(Adds comments on Greece from second paragraph.)
Feb. 2 (Bloomberg) -- German Finance Minister Wolfgang Schaeuble said he sees a chance for Greece to manage its debt woes provided the country fulfills the commitments under its economic adjustment program.
“Greece needs a new program, there’s no question about that, but Greece itself must create the conditions for it,” Schaeuble said today in an interview on n-tv television. “We can’t pay into a bottomless pit.”
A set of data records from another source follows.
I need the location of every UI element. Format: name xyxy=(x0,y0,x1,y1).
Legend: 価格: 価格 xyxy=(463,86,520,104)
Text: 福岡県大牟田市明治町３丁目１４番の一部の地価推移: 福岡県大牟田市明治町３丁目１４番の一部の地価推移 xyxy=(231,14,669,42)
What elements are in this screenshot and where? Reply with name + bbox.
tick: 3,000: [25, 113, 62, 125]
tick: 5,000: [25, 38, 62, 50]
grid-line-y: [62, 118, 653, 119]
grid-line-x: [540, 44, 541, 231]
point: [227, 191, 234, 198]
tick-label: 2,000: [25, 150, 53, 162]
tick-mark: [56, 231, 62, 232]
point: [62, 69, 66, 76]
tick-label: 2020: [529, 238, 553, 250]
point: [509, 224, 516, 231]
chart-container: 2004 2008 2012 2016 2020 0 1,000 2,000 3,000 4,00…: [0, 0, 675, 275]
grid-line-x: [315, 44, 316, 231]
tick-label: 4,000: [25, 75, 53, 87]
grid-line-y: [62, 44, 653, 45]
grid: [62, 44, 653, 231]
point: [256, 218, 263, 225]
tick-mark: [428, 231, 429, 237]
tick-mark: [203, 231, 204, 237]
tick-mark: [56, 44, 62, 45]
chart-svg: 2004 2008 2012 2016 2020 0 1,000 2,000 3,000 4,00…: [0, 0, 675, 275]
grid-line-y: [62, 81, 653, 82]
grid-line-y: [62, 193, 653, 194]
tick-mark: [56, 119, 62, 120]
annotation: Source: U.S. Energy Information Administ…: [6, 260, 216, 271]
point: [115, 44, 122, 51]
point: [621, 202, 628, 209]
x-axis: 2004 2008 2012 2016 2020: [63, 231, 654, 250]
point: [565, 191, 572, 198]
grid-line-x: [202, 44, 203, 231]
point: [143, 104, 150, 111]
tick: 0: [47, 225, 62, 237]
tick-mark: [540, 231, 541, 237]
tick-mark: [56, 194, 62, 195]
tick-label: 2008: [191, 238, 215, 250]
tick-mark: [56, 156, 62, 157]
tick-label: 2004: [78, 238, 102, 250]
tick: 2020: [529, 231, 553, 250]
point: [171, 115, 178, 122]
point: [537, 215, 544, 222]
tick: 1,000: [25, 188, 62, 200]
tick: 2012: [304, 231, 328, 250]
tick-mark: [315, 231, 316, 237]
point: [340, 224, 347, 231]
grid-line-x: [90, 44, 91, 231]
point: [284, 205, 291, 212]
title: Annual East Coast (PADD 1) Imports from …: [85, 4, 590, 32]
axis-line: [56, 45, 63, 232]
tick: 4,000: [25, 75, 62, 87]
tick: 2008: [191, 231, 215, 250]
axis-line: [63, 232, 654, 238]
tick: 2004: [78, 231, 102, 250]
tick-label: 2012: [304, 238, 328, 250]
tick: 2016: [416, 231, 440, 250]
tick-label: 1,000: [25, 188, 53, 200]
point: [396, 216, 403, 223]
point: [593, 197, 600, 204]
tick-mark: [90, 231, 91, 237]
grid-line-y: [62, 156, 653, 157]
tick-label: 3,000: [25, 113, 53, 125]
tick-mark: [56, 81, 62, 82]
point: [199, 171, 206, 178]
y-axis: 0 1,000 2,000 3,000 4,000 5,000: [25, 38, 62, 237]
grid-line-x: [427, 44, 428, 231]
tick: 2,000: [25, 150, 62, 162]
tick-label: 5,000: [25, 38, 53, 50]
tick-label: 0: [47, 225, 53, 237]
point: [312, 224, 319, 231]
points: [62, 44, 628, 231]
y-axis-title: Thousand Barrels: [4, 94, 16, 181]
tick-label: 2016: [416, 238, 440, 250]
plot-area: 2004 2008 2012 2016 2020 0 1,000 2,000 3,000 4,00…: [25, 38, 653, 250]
The public sector doesn’t need to contribute more to the second aid program for Greece over 130 billion euros ($171 billion) “because we’re shouldering everything anyway,” he said. Private creditors should contribute because “they made sufficient profits earlier and cashed in on the high bond yields.”
European Union leaders left a Jan. 30 summit in Brussels without an accord over how to plug Greece’s widening budget hole. Greek Prime Minister Lucas Papademos said he would try to meet German-led demands for a bigger debt writedown by investors and deeper budget cuts by his government.
“Greece is the most difficult case, but also a very special one,” Schaeuble said, declining to answer the question whether Greece might need a third aid program. Asked whether he thinks the euro region’s composition will be the same at the end of the year, Schaeuble said “I hope so.”